While divorce laws have been amended significantly to reflect changes in socio-cultural norms and shifting attitudes towards women in marriages and parenthood, it is nonetheless still important for women to understand their rights during a divorce in Michigan. The key thing to know is that women have the same rights as men in a divorce and that Michigan courts do not make decisions about property division, spousal support or alimony, child custody, or child support based on the sex or gender of the party. Instead, Michigan courts will consider various factors when making decisions about the distribution of marital property, parenting time, and support obligations, and none of those factors include the sex or gender of either spouse or parent. Courts do, however, consider factors that have traditionally and historically affected women in divorce cases.
Our Michigan divorce lawyers can give you more details and can assist you with your divorce case.

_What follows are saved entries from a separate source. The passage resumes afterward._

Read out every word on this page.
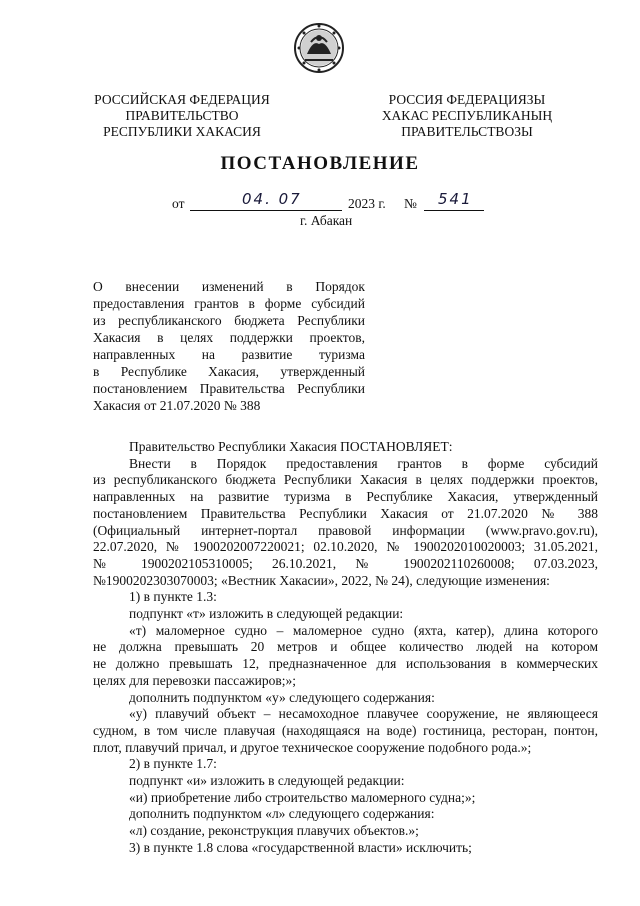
РОССИЙСКАЯ ФЕДЕРАЦИЯ
ПРАВИТЕЛЬСТВО
РЕСПУБЛИКИ ХАКАСИЯ
РОССИЯ ФЕДЕРАЦИЯЗЫ
ХАКАС РЕСПУБЛИКАНЫҢ
ПРАВИТЕЛЬСТВОЗЫ
ПОСТАНОВЛЕНИЕ
от	04. 07	2023 г. № 541
г. Абакан
О внесении изменений в Порядок
предоставления грантов в форме субсидий
из республиканского бюджета Республики
Хакасия в целях поддержки проектов,
направленных на развитие туризма
в Республике Хакасия, утвержденный
постановлением Правительства Республики
Хакасия от 21.07.2020 № 388
Правительство Республики Хакасия ПОСТАНОВЛЯЕТ:
Внести в Порядок предоставления грантов в форме субсидий
из республиканского бюджета Республики Хакасия в целях поддержки проектов,
направленных на развитие туризма в Республике Хакасия, утвержденный
постановлением Правительства Республики Хакасия от 21.07.2020 № 388
(Официальный интернет-портал правовой информации (www.pravo.gov.ru),
22.07.2020, № 1900202007220021; 02.10.2020, № 1900202010020003; 31.05.2021,
№ 1900202105310005; 26.10.2021, № 1900202110260008; 07.03.2023,
№1900202303070003; «Вестник Хакасии», 2022, № 24), следующие изменения:
1) в пункте 1.3:
подпункт «т» изложить в следующей редакции:
«т) маломерное судно – маломерное судно (яхта, катер), длина которого
не должна превышать 20 метров и общее количество людей на котором
не должно превышать 12, предназначенное для использования в коммерческих
целях для перевозки пассажиров;»;
дополнить подпунктом «у» следующего содержания:
«у) плавучий объект – несамоходное плавучее сооружение, не являющееся
судном, в том числе плавучая (находящаяся на воде) гостиница, ресторан, понтон,
плот, плавучий причал, и другое техническое сооружение подобного рода.»;
2) в пункте 1.7:
подпункт «и» изложить в следующей редакции:
«и) приобретение либо строительство маломерного судна;»;
дополнить подпунктом «л» следующего содержания:
«л) создание, реконструкция плавучих объектов.»;
3) в пункте 1.8 слова «государственной власти» исключить;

Right to an Equitable Distribution of Marital Property
Under Michigan law, all property in a divorce case must be classified as separate (non-marital) or marital property. Only marital property will be divided in a divorce, and it will be divided according to the theory of equitable distribution. Marital property includes both debts and assets, which will be divided equitably between the spouses. Women have a right in a divorce case to an equitable distribution of marital property, which means they have a right to receive a fair amount of the marital property.

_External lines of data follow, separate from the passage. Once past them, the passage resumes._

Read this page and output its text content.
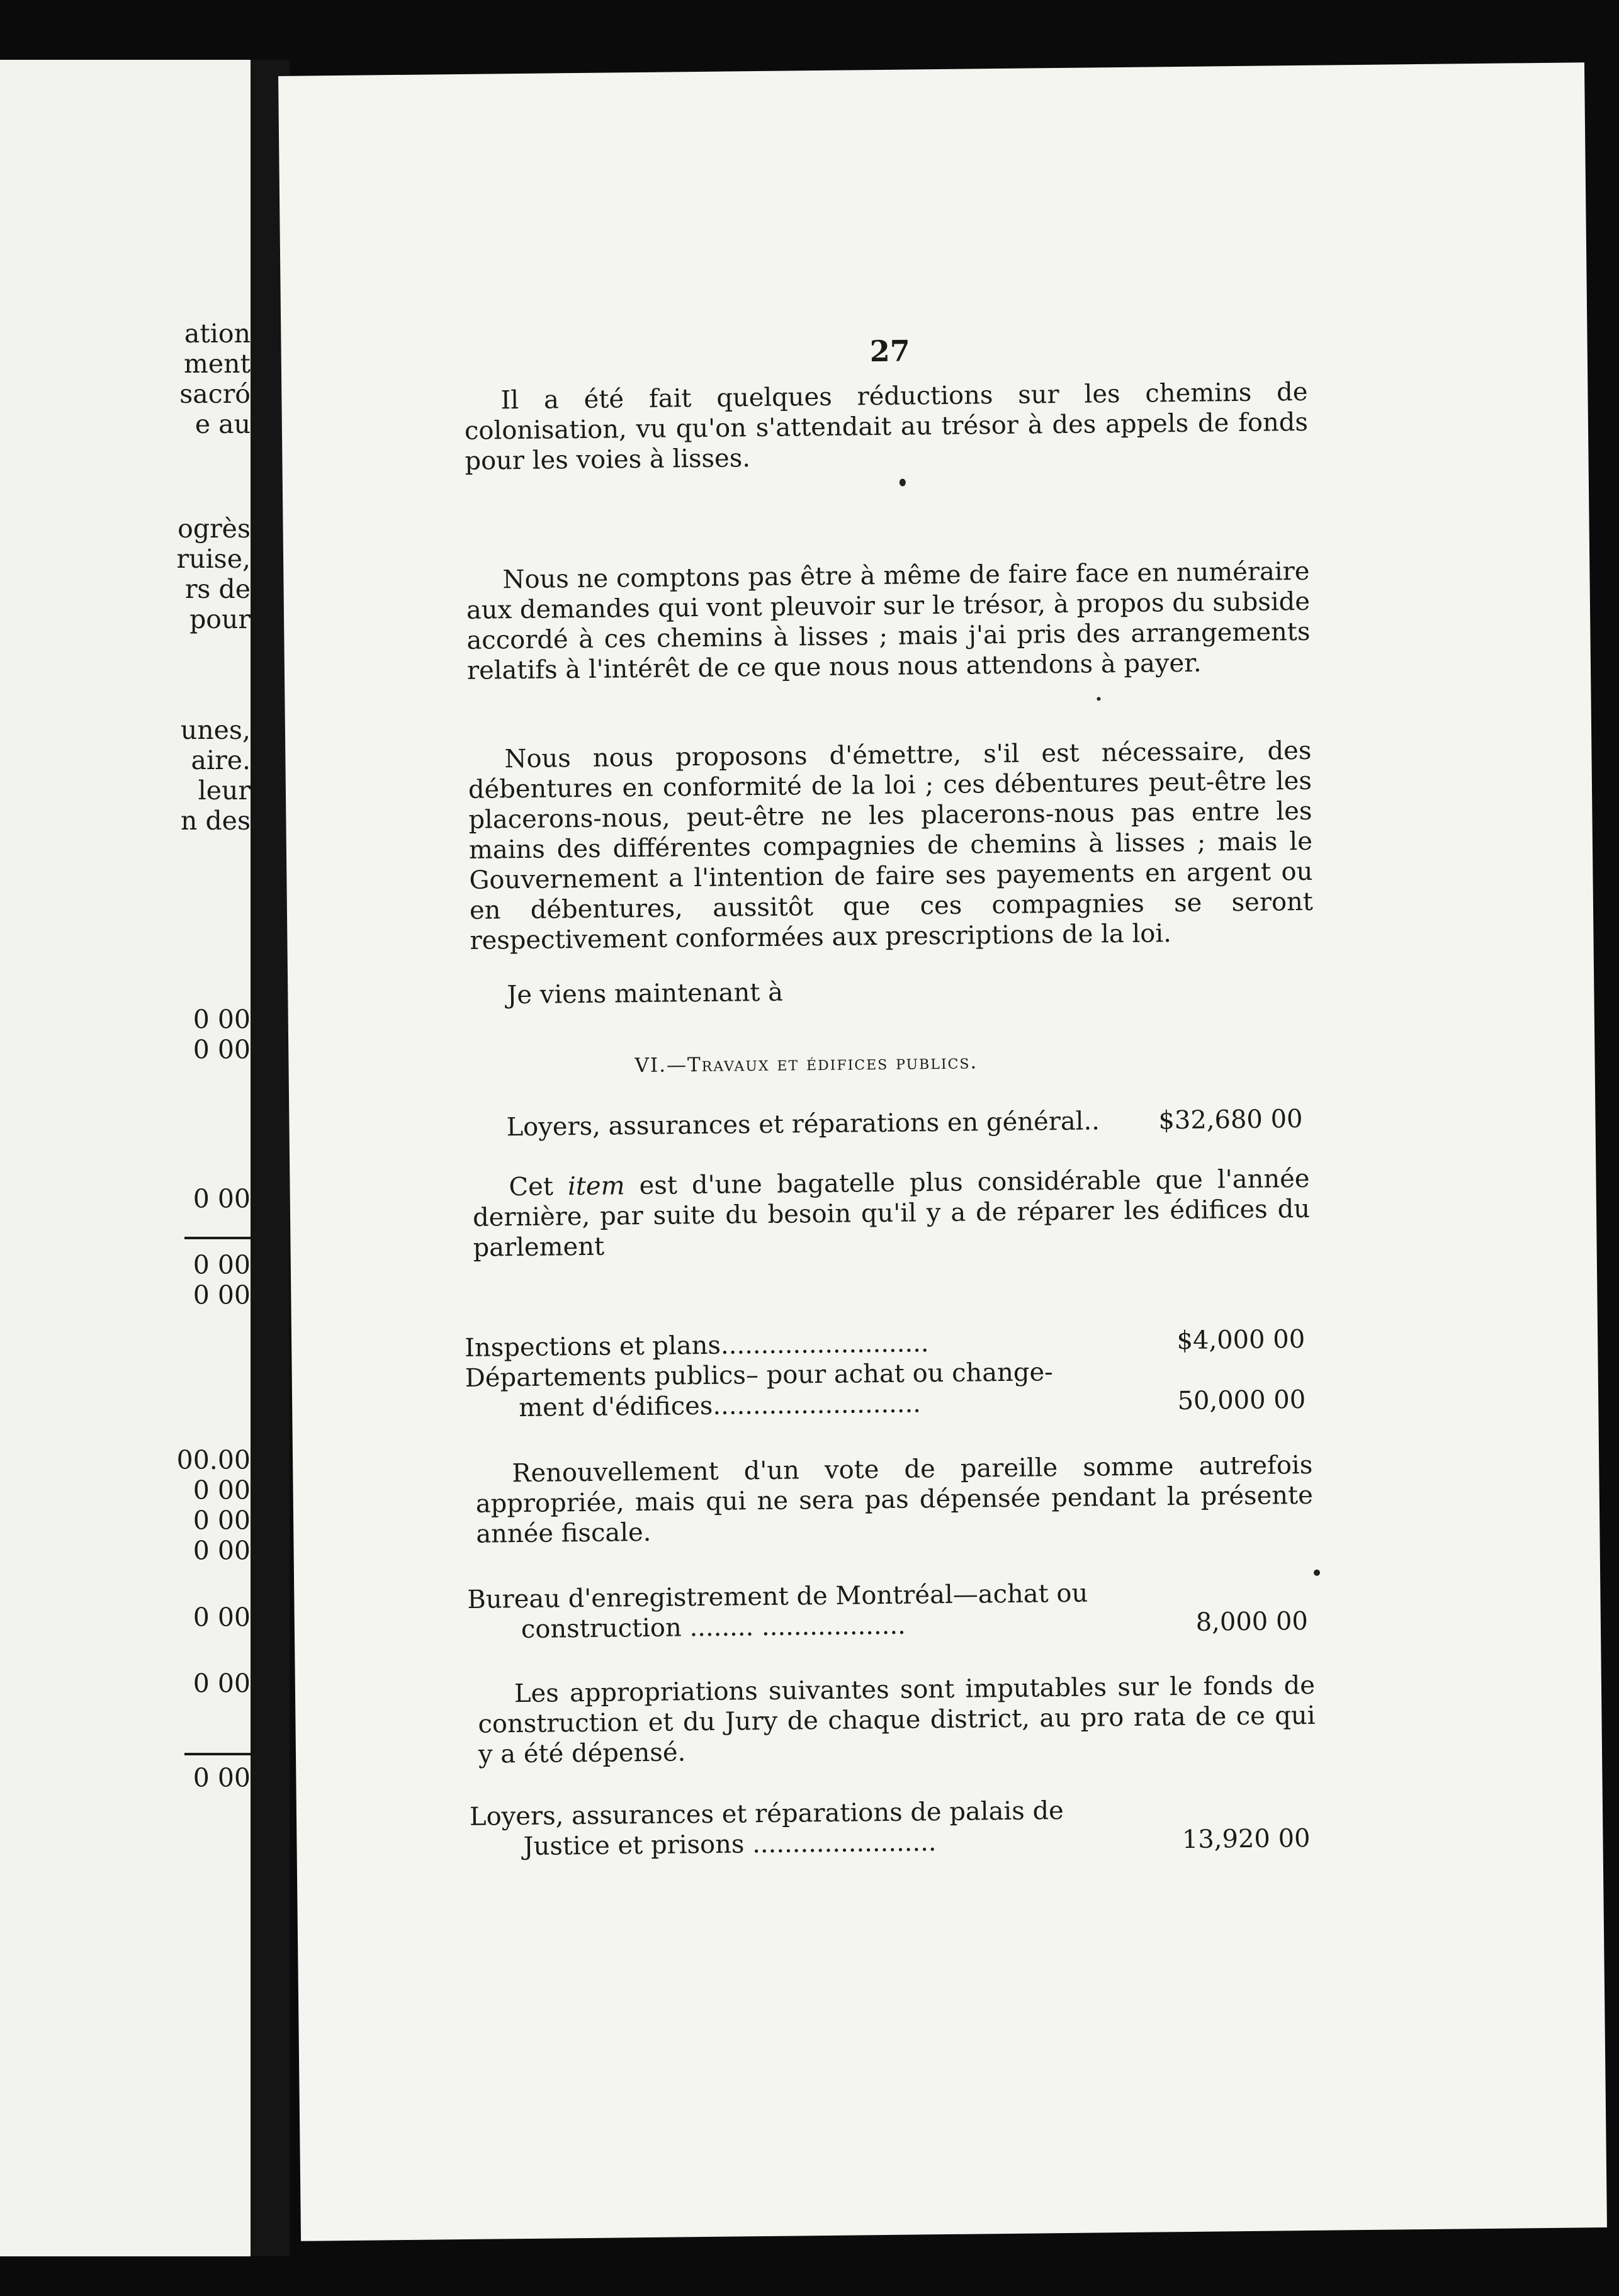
ation
ment
sacró
e au
ogrès
ruise,
rs de
pour
unes,
aire.
leur
n des
0 00
0 00
0 00
0 00
0 00
00.00
0 00
0 00
0 00
0 00
0 00
0 00
27

Il a été fait quelques réductions sur les chemins de colonisation, vu qu'on s'attendait au trésor à des appels de fonds pour les voies à lisses.

Nous ne comptons pas être à même de faire face en numéraire aux demandes qui vont pleuvoir sur le trésor, à propos du subside accordé à ces chemins à lisses ; mais j'ai pris des arrangements relatifs à l'intérêt de ce que nous nous attendons à payer.

Nous nous proposons d'émettre, s'il est nécessaire, des débentures en conformité de la loi ; ces débentures peut-être les placerons-nous, peut-être ne les placerons-nous pas entre les mains des différentes compagnies de chemins à lisses ; mais le Gouvernement a l'intention de faire ses payements en argent ou en débentures, aussitôt que ces compagnies se seront respectivement conformées aux prescriptions de la loi.

Je viens maintenant à

VI.—Travaux et édifices publics.
Loyers, assurances et réparations en général..	$32,680 00

Cet item est d'une bagatelle plus considérable que l'année dernière, par suite du besoin qu'il y a de réparer les édifices du parlement

Inspections et plans..........................	$4,000 00
Départements publics– pour achat ou change-
ment d'édifices..........................	50,000 00

Renouvellement d'un vote de pareille somme autrefois appropriée, mais qui ne sera pas dépensée pendant la présente année fiscale.

Bureau d'enregistrement de Montréal—achat ou
construction ........ ..................	8,000 00

Les appropriations suivantes sont imputables sur le fonds de construction et du Jury de chaque district, au pro rata de ce qui y a été dépensé.

Loyers, assurances et réparations de palais de
Justice et prisons .......................	13,920 00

In order to determine what a fair distribution of property looks like, Michigan courts consider many different factors, including the earning power of each spouse, the length of the marriage, and the contribution of each spouse toward acquiring or accumulating the property. Michigan courts can consider a contribution by a spouse as a homemaker, or as a stay-at-home parent, in determining how marital property will be divided equitably. While a spouse’s sex or gender does not determine whether that spouse is a homemaker or stay-at-home parent, such roles historically were filled by women, and it is important for women who have filled those roles to know that those contributions are considered in the equitable distribution of marital assets.
Alimony or Spousal Support Awards
Women who have given up career opportunities to raise children, or who have earned less money in the marriage due to the gender pay gap, may have a right to alimony or spousal support. Under Michigan’s alimony law, courts can consider various factors to determine whether a support award is appropriate. Factors can include the dynamics of the spouses and their respective conducts during the marriage, the length of the marriage, the ages of the spouses, the ability for each spouse to work, the standard of living established during the marriage, and numerous other factors.
When a court determines that alimony or support is appropriate, it will then determine the duration and amount of the payments, and whether they will be paid in a lump-sum form or as periodic payments.